YC5 goes with SRK50 ribber. YC6 goes with SRK60 and SRK60N ribber. 

Sorry...


----------



## Caggsie (Mar 29, 2012)

As an update, I went back to the seller and although I still haven't used it yet they say it's compatible with the ribber. What I can't do is use it as single bed.


----------



## infoimp (May 7, 2012)

hmmmmmm....according to

http://www.aboutknittingmachines.com/SilverReedAttachments.php



> PLEASE NOTE: When purchasing a Ribber AND Yarn Color Changer, either the YC5 or YC6 - You must keep the YC6 with the SRP60 or SRP60N Ribber and the YC5 goes with the SRP50 Ribber. * If you do not keep them with the appropriate Ribber, birds eye floats will not happen.* Also, if you have the Singer model below the SK560 ,you use the SRP50 with the YC5.

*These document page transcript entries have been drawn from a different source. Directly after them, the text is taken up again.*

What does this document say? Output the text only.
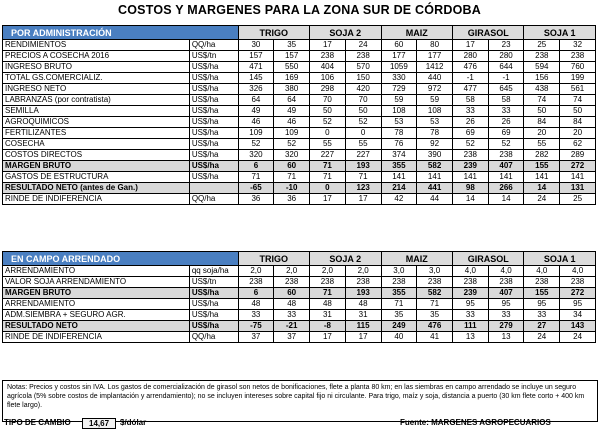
COSTOS Y MARGENES PARA LA ZONA SUR DE CÓRDOBA
POR ADMINISTRACIÓN		TRIGO		SOJA 2		MAIZ		GIRASOL		SOJA 1	
RENDIMIENTOS	QQ/ha	30	35	17	24	60	80	17	23	25	32
PRECIOS A COSECHA 2016	US$/tn	157	157	238	238	177	177	280	280	238	238
INGRESO BRUTO	US$/ha	471	550	404	570	1059	1412	476	644	594	760
TOTAL GS.COMERCIALIZ.	US$/ha	145	169	106	150	330	440	-1	-1	156	199
INGRESO NETO	US$/ha	326	380	298	420	729	972	477	645	438	561
LABRANZAS (por contratista)	US$/ha	64	64	70	70	59	59	58	58	74	74
SEMILLA	US$/ha	49	49	50	50	108	108	33	33	50	50
AGROQUIMICOS	US$/ha	46	46	52	52	53	53	26	26	84	84
FERTILIZANTES	US$/ha	109	109	0	0	78	78	69	69	20	20
COSECHA	US$/ha	52	52	55	55	76	92	52	52	55	62
COSTOS DIRECTOS	US$/ha	320	320	227	227	374	390	238	238	282	289
MARGEN BRUTO	US$/ha	6	60	71	193	355	582	239	407	155	272
GASTOS DE ESTRUCTURA	US$/ha	71	71	71	71	141	141	141	141	141	141
RESULTADO NETO (antes de Gan.)		-65	-10	0	123	214	441	98	266	14	131
RINDE DE INDIFERENCIA	QQ/ha	36	36	17	17	42	44	14	14	24	25
EN CAMPO ARRENDADO		TRIGO		SOJA 2		MAIZ		GIRASOL		SOJA 1	
ARRENDAMIENTO	qq soja/ha	2,0	2,0	2,0	2,0	3,0	3,0	4,0	4,0	4,0	4,0
VALOR SOJA ARRENDAMIENTO	US$/tn	238	238	238	238	238	238	238	238	238	238
MARGEN BRUTO	US$/ha	6	60	71	193	355	582	239	407	155	272
ARRENDAMIENTO	US$/ha	48	48	48	48	71	71	95	95	95	95
ADM.SIEMBRA + SEGURO AGR.	US$/ha	33	33	31	31	35	35	33	33	33	34
RESULTADO NETO	US$/ha	-75	-21	-8	115	249	476	111	279	27	143
RINDE DE INDIFERENCIA	QQ/ha	37	37	17	17	40	41	13	13	24	24
Notas: Precios y costos sin IVA. Los gastos de comercialización de girasol son netos de bonificaciones, flete a planta 80 km; en las siembras en campo arrendado se incluye un seguro agrícola (5% sobre costos de implantación y arrendamiento); no se incluyen intereses sobre capital fijo ni circulante. Para trigo, maíz y soja, distancia a puerto (30 km flete corto + 400 km flete largo).
TIPO DE CAMBIO	14,67	$/dólar	Fuente: MARGENES AGROPECUARIOS
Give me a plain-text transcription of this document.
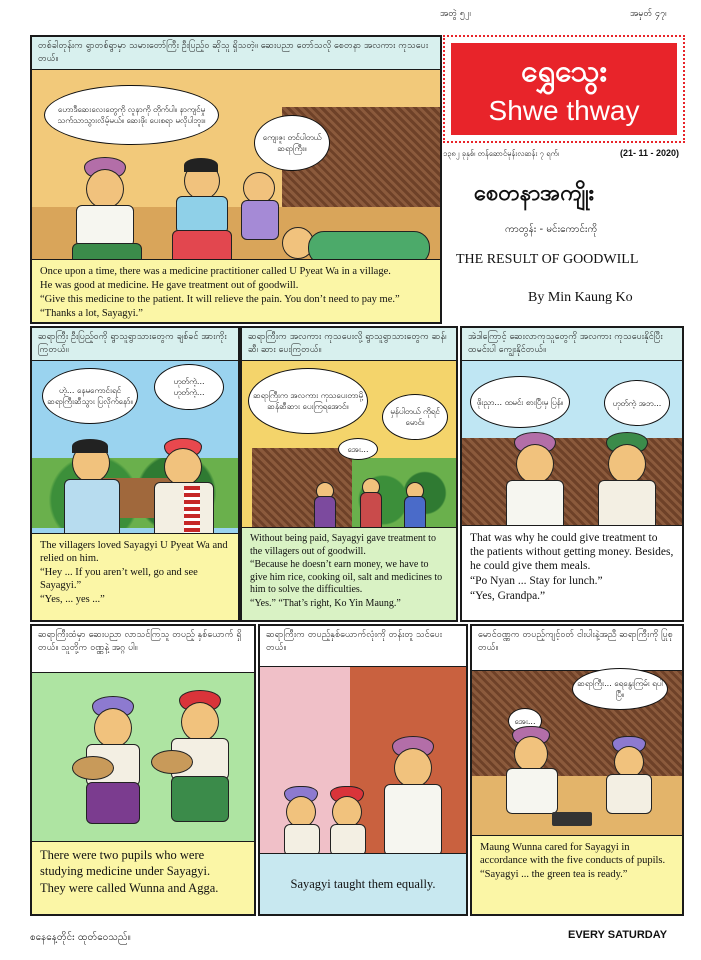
အတွဲ ၅၂၊	အမှတ် ၄၇၊
ရွှေသွေး
Shwe thway
၁၃၈၂ ခုနှစ်၊ တန်ဆောင်မုန်းလဆန်း ၇ ရက်၊	(21- 11 - 2020)
စေတနာအကျိုး
ကာတွန်း - မင်းကောင်းကို
THE RESULT OF GOODWILL
By Min Kaung Ko
တစ်ခါတုန်းက ရွာတစ်ရွာမှာ သမားတော်ကြီး ဦးပြည့်ဝ ဆိုသူ ရှိသတဲ့။ ဆေးပညာ တော်သလို စေတနာ အလကား ကုသပေးတယ်။
ဟောဒီဆေးလေးတွေကို လူနာကို တိုက်ပါ။ နာကျင်မှု သက်သာသွားလိမ့်မယ်။ ဆေးဖိုး ပေးစရာ မလိုပါဘူး။
ကျေးဇူး တင်ပါတယ် ဆရာကြီး။

Once upon a time, there was a medicine practitioner called U Pyeat Wa in a village.

He was good at medicine. He gave treatment out of goodwill.

“Give this medicine to the patient. It will relieve the pain. You don’t need to pay me.”

“Thanks a lot, Sayagyi.”

ဆရာကြီး ဦးပြည့်ဝကို ရွာသူရွာသားတွေက ချစ်ခင် အားကိုးကြတယ်။
ဟဲ့... နေမကောင်းရင် ဆရာကြီးဆီသွား ပြလိုက်နော်။
ဟုတ်ကဲ့... ဟုတ်ကဲ့...

The villagers loved Sayagyi U Pyeat Wa and relied on him.

“Hey ... If you aren’t well, go and see Sayagyi.”

“Yes, ... yes ...”

ဆရာကြီးက အလကား ကုသပေးလို့ ရွာသူရွာသားတွေက ဆန်၊ ဆီ၊ ဆား ပေးကြတယ်။
ဆရာကြီးက အလကား ကုသပေးတာမို့ ဆန်ဆီဆား ပေးကြရအောင်။
မှန်ပါတယ် ကိုရင်မောင်။
အေး...

Without being paid, Sayagyi gave treatment to the villagers out of goodwill.

“Because he doesn’t earn money, we have to give him rice, cooking oil, salt and medicines to him to solve the difficulties.

“Yes.” “That’s right, Ko Yin Maung.”

အဲဒါကြောင့် ဆေးလာကုသူတွေကို အလကား ကုသပေးနိုင်ပြီး ထမင်းပါ ကျွေးနိုင်တယ်။
ဖိုးညှာ... ထမင်း စားပြီးမှ ပြန်။	ဟုတ်ကဲ့ အဘ...

That was why he could give treatment to the patients without getting money. Besides, he could give them meals.

“Po Nyan ... Stay for lunch.”

“Yes, Grandpa.”

ဆရာကြီးထံမှာ ဆေးပညာ လာသင်ကြသူ တပည့် နှစ်ယောက် ရှိတယ်။ သူတို့က ဝဏ္ဏနဲ့ အဂ္ဂ ပါ။

There were two pupils who were studying medicine under Sayagyi.

They were called Wunna and Agga.

ဆရာကြီးက တပည့်နှစ်ယောက်လုံးကို တန်းတူ သင်ပေးတယ်။
Sayagyi taught them equally.
မောင်ဝဏ္ဏက တပည့်ကျင့်ဝတ် ငါးပါးနဲ့အညီ ဆရာကြီးကို ပြုစုတယ်။
ဆရာကြီး... ရေနွေးကြမ်း ရပါပြီ။
အေး...

Maung Wunna cared for Sayagyi in accordance with the five conducts of pupils.

“Sayagyi ... the green tea is ready.”

စနေနေ့တိုင်း ထုတ်ဝေသည်။	EVERY SATURDAY
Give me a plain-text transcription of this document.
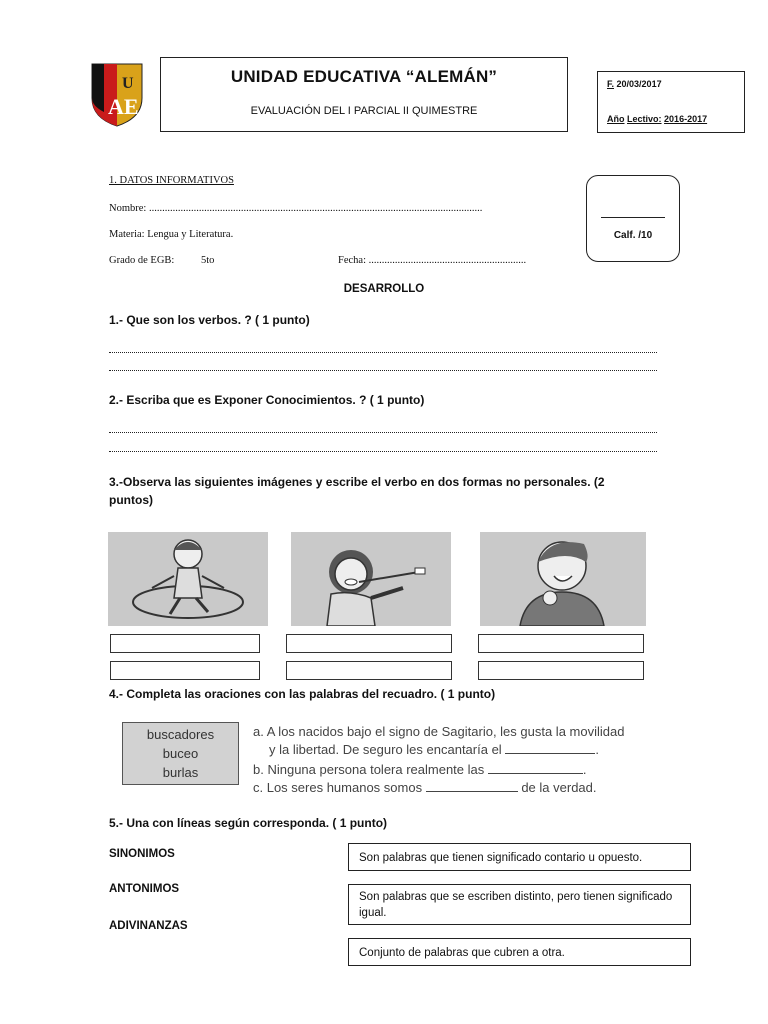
U
AE
UNIDAD EDUCATIVA “ALEMÁN”
EVALUACIÓN DEL I PARCIAL II QUIMESTRE
F. 20/03/2017
Año Lectivo: 2016-2017
Calf. /10
1. DATOS INFORMATIVOS
Nombre: ...............................................................................................................................
Materia: Lengua y Literatura.
Grado de EGB:	5to	Fecha: ............................................................
DESARROLLO
1.- Que son los verbos. ? ( 1 punto)
2.- Escriba que es Exponer Conocimientos. ? ( 1 punto)
3.-Observa las siguientes imágenes y escribe el verbo en dos formas no personales. (2 puntos)
4.- Completa las oraciones con las palabras del recuadro. ( 1 punto)
buscadores
buceo
burlas
a. A los nacidos bajo el signo de Sagitario, les gusta la movilidad
y la libertad. De seguro les encantaría el	.
b. Ninguna persona tolera realmente las	.
c. Los seres humanos somos	de la verdad.
5.- Una con líneas según corresponda. ( 1 punto)
SINONIMOS
ANTONIMOS
ADIVINANZAS
Son palabras que tienen significado contario u opuesto.
Son palabras que se escriben distinto, pero tienen significado igual.
Conjunto de palabras que cubren a otra.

So I guess technically it *will* work, you just won't get the advantage of knit-in floats.

Norma


----------



## malle (Feb 1, 2013)

Hi i am interested to hear how the yc5 are working with your machines.
I have a silverreed 840 and ribber 60 n and maybe going to by a yc5, but a little bit confused because of the different informations. I understand that the yc5 not will work on the singlebed, but are there any other problems. Looking foreward to reply and thanks.
Greetings from marlene


----------



## malle (Feb 1, 2013)

Caggsie said:


> I have recently bought, as yet not used, a used yc5 colour changer for my silver reed 280 with ribber the 60n. Will it work? Looking on tinternet for a manual it looks as though I may have made a mistake and should have the yc6. Can anyone enlighten me. Also anyone know where I can get a manual for such.
> 
> Kind regards
> 
> Karen


----------



## infoimp (May 7, 2012)

malle,

There are some manuals at http://www.aboutknittingmachines.com/SilverReedManuals.php,

Seems as though the yc5 is not available, but the yc6 is. Maybe you could use it to help you out. I don't know how much difference there is.

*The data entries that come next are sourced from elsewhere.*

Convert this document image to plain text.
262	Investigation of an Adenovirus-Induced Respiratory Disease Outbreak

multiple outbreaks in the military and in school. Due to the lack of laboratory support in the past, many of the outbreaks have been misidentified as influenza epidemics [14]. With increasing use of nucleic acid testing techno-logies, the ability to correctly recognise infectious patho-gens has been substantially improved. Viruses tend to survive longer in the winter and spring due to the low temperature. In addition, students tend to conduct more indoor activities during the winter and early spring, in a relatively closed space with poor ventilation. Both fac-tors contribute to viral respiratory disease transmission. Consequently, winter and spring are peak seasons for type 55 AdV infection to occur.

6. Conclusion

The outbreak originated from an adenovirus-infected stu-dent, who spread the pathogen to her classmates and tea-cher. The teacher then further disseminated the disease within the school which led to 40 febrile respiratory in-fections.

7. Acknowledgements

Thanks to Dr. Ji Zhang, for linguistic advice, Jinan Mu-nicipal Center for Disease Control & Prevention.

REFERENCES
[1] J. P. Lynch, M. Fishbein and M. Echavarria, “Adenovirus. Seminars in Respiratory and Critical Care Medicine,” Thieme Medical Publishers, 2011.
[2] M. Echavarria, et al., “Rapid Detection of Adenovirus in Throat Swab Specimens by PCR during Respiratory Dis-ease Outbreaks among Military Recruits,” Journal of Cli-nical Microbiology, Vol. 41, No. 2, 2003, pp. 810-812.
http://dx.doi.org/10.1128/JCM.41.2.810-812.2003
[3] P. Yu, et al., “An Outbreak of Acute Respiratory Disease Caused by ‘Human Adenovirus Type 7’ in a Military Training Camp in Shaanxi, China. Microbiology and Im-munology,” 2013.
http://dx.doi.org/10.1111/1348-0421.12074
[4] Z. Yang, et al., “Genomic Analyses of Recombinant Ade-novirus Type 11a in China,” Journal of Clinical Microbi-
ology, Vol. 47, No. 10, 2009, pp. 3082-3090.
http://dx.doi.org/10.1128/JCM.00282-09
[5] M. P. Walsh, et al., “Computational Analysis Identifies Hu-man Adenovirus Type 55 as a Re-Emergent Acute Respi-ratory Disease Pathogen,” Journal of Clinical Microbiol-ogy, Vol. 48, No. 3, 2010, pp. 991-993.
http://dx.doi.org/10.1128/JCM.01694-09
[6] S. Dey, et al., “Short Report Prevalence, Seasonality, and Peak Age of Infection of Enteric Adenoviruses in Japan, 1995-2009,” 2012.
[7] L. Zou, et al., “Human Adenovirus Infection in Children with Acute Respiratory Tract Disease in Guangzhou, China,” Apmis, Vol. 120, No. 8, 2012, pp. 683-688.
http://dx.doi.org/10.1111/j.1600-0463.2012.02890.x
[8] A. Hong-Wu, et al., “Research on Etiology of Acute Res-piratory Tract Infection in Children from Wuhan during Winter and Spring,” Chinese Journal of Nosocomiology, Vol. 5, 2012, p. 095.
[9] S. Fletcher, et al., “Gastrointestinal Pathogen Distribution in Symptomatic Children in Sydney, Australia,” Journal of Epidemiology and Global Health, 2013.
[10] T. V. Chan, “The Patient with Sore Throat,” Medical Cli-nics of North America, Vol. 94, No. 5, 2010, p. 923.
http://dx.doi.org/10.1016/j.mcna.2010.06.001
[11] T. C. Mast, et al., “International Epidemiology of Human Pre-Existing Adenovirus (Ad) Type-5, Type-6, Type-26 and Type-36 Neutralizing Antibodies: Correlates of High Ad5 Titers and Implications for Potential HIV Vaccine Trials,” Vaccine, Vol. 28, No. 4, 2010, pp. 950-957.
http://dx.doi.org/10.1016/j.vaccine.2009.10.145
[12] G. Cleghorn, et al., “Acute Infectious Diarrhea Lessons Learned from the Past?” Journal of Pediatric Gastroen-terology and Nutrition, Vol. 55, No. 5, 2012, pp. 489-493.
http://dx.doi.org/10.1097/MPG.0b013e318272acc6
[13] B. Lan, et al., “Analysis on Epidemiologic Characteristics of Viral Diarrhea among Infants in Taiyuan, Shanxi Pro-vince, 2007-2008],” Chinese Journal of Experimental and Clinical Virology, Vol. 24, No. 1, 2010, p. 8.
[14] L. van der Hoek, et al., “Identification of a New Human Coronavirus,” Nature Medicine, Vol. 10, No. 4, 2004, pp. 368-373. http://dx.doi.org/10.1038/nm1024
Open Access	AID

I think mine is a yc5, let me look and see if the manual is there. I can scan and send.


----------



## KateWood (Apr 30, 2011)

The YC5 works with the SRK60 ribber.


----------



## malle (Feb 1, 2013)

Thanks a lot it will maybe be a great help if I could read the manual
Greetings Marlene from denmark


----------



## KateWood (Apr 30, 2011)

infoimp said:


> hmmmmmm....according to
> 
> http://www.aboutknittingmachines.com/SilverReedAttachments.php
> 
> ...


Will the YC5 knit birdseye with the SRK50 ribber?


----------



## infoimp (May 7, 2012)

Yes it will. That's what I have and it works perfectly.


----------



## malle (Feb 1, 2013)

sorry what is birdeyes ?


----------



## infoimp (May 7, 2012)

It's what they call the back side when you're doing patterning. If you have the right ribber/yarn changer, the back side floats will work. If not, you'll just have long strings between color changes.

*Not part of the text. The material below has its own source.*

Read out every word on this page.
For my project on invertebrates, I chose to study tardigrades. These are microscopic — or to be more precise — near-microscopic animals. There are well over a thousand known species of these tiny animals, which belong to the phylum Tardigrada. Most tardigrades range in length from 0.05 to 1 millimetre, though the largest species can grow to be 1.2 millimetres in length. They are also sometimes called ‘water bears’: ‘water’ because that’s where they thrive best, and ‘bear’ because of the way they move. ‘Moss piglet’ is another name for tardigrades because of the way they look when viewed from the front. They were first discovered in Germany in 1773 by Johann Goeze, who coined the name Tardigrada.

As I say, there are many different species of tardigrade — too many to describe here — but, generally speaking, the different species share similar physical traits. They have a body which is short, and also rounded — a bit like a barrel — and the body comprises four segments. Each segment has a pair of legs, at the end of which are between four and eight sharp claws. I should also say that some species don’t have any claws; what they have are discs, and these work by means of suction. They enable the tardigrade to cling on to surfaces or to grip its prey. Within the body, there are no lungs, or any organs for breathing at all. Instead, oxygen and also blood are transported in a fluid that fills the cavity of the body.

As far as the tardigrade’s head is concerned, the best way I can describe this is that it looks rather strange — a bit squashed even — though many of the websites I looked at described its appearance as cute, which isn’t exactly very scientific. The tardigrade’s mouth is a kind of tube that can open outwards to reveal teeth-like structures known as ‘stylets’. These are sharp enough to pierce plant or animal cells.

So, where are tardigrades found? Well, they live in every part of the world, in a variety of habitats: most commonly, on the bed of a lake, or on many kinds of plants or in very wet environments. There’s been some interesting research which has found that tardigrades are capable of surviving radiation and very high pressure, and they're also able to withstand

They call it birdseyes because that's what they look like.


----------



## skj (Jun 4, 2011)

which yarn changer will work on knitmaster sk 700 k


----------



## knittingmuse (Apr 20, 2013)

You can download the user manual at. 
http://machineknittingetc.com/silver-reed.html?cat=33&p=4


----------



## aussieHC (Oct 21, 2013)

Caggsie said:


> I have recently bought, as yet not used, a used yc5 colour changer for my silver reed 280 with ribber the 60n. Will it work? Looking on tinternet for a manual it looks as though I may have made a mistake and should have the yc6. Can anyone enlighten me. Also anyone know where I can get a manual for such.
> 
> Kind regards
> 
> Karen


The YC5 will probably work as well, it is just that the YC6 can be used for both double bed and single bed, but I think, from memory the YC5 can only be used for double bed yarn colour changer. The YC5 was the current model when the SRP50 ribber was sold, but I think it will still work with the SRP60.


----------



## KateWood (Apr 30, 2011)

infoimp said:


> YC5 goes with SRK50 ribber. YC6 goes with SRK60 and SRK60N ribber.
> 
> Sorry...


Singer advertised their accessories for use with the KM/KR that was currently in production. However many of the accessories for the same gauge KM/KRs are interchangeable between older or newer model KM/KRs.
I had a yc5 set up with the SRP60 and it worked perfectly. The difference between the CCs, is the yc5 knits on a double bed set up and the yc6 can be used either flat bed or double bed.


----------



## Registrar (May 28, 2016)

infoimp said:


> malle,
> 
> There are some manuals at http://www.aboutknittingmachines.com/SilverReedManuals.php,
> 
> ...


I am looking for a manual for the YC6 but this link is bad. Any chance you could post a working link?


----------



## MKEtc.com (Aug 14, 2013)

http://machineknittingetc.com/catalogsearch/result/?order=date&dir=desc&q=yc5


----------



## Registrar (May 28, 2016)

MKEtc.com said:


> http://machineknittingetc.com/catalogsearch/result/?order=date&dir=desc&q=yc5


That is for the YC5. Would I be able to use this to learn the YC6?


----------



## MaryAnneCutler (Jul 31, 2013)

FWIW. The YC6 works on the Syptudio/Singer/Silver-Reed standard gauge mainbed and also with the SR50 ribber.


----------



## MKEtc.com (Aug 14, 2013)

My Mistake
http://machineknittingetc.com/yc6-user-manual.html


----------



## Registrar (May 28, 2016)

MKEtc.com said:


> My Mistake
> http://machineknittingetc.com/yc6-user-manual.html


Thanks!


----------



## Onewayherway (Feb 1, 2016)

Check out this page. It tells you what works with what machine. 
http://www.lacecarriage.com/studiomachines.htm
It is my go to page when I want to get accessories for my studio 210 or 155. Never let me down.


----------



## Registrar (May 28, 2016)

Onewayherway said:


> Check out this page. It tells you what works with what machine.
> http://www.lacecarriage.com/studiomachines.htm
> It is my go to page when I want to get accessories for my studio 210 or 155. Never let me down.


Yes, I use that a lot. Very helpful.


----------